A primeira vez que a Galeria da Gávea se debruçou sobre o legado fotográfico editorial de Antonio Guerreiro foi em 2014, quando as duas fotografias acima foram expostas pela primeira vez adquirindo tal formato de parede. Uma delas, com Claudia Raia, foi capa do filme “Matou a família e foi ao cinema”, em sua versão dos anos 1990 realizada por Neville d’Almeida, baseada no original de 1969 de Júlio Bressane. A outra, um nu com a modelo e atriz Sandra Bréa, foi capa da revista “Ele Ela” na década de 1980 e contém uma aura de clichê tropicalista ainda mais forte em sua ampliação. Ambas as imagens são representantes de determinada geração associada à boemia carioca nos anos 1970 e 1980, e também de como a fotografia era trabalhada em revistas de nicho nesta mesma época. Bréa casou-se com Guerreiro pouco tempo depois deste retrato. 


galeria marcelo guarnieri

As cenas que Yamamoto Masao constrói nos remetem a um tempo passado, enigmático e silencioso. Suas fotos em preto e branco por vezes ganham tons amarelados e pequenos rasgos, aparentando uma idade avançada. Assumindo, às vezes, pequenas dimensões, podem ser seguradas na palma da mão ou levadas no bolso da calça, como pequenos amuletos; podem ainda ser guardadas em caixas e formar coleções. Em algumas situações, Yamamoto escolhe dispô-las na parede em poemas visuais que exigem do observador um olhar mais cuidadoso e desacelerado. Produzidas entre os anos 1990 e 2000, as imagens movem-se na contramão da digitalização da fotografia. 


bolsa de arte de porto alegre

A artista gaúcha Vera Chaves Barcellos encontrou a fotografia em uma época em que este tipo de produção estava longe de circular nos espaços de arte. A obra cria uma sequência quase cinematográfica ao enquadrar manequins de vitrine em poses peculiares. A narrativa carrega algo da atmosfera política e artística durante os anos de Guerra Fria. Àquela altura, Chaves Barcellos já atuava junto ao grupo artístico Nervo Óptico, que experimentava com mídias menos tradicionais na arte, criando outro tipo de resistência durante a ditadura militar no Brasil.


instituto mario cravo neto

Da década de 1970 até os 2000, o fotógrafo Mario Cravo Neto produziu uma série colorida intitulada “Laroyè” – saudação iorubá ao orixá Exu. Nessas fotografias, o soteropolitano buscava capturar manifestações da religiosidade afro-brasileira em meio ao dia a dia de Salvador.
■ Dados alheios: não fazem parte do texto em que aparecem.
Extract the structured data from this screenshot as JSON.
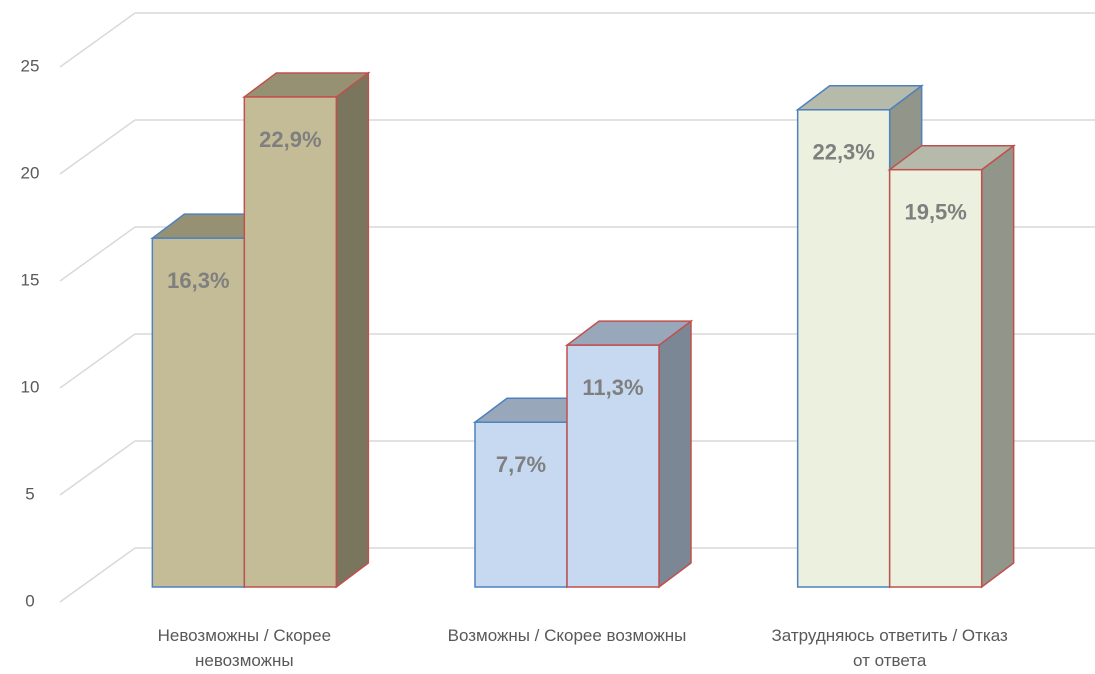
{
  "chart_data": {
    "type": "bar3d",
    "categories": [
      "Невозможны / Скорее невозможны",
      "Возможны / Скорее возможны",
      "Затрудняюсь ответить / Отказ от ответа"
    ],
    "category_colors": [
      "#c4bc96",
      "#c6d9f1",
      "#ebf1de"
    ],
    "series": [
      {
        "color": "#4f81bd",
        "values": [
          16.3,
          7.7,
          22.3
        ],
        "value_labels": [
          "16,3%",
          "7,7%",
          "22,3%"
        ]
      },
      {
        "color": "#c0504d",
        "values": [
          22.9,
          11.3,
          19.5
        ],
        "value_labels": [
          "22,9%",
          "11,3%",
          "19,5%"
        ]
      }
    ],
    "ylim": [
      0,
      25
    ],
    "yticks": [
      0,
      5,
      10,
      15,
      20,
      25
    ],
    "grid": true
  }
}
Candomblecista, o fotógrafo encontrava nas cores da cidade a presença de Exu. Também são mostradas imagens inéditas das séries em preto e branco pelas quais Cravo Neto se consagrou. A seleção revela um lado intimista do artista, de fotografias produzidas em seu estúdio com o que lhe era familiar. A lona presente ao fundo de tantas imagens faz referência a um acidente sofrido com um caminhão. As fotografias da esposa grávida, do filho, de amigos, contam sua própria história e geram alegorias para outras subjetividades.


zipper galeria

O futuro do passado é o fio condutor da série “A última aventura”, iniciada em 2011, em que a artista voltou-se para diversos projetos da ditadura militar – vendidos como progresso para a população. Poctzaruk mostra como a falência desses projetos podem refletir em um resumo histórico do país. A fotografia acima registra um hotel abandonado à beira do início da rodovia transamazônica, em sua ponta paraense, construído apenas para receber o presidente Médici para inaugurar a estrada faraônica. A série completa foi exibida na 31ª Bienal de São Paulo. 


galeria lume

A obra “Devastação III” desdobra a pesquisa em torno das pedras que singulariza a produção de Denise Milan para o campo fotográfico. A artista busca recriar os princípios de ordem e caos que, segundo ela, são semelhantes entre nós e o reino mineral. Organizada em díptico, o caos é representado pela composição de fotografias de homens trabalhando em pedreiras. Rasgadas e sobrepostas, as imagens aludem à devastação da natureza. Ao lado, um ovo de pirita remete períodos geológicos primitivos.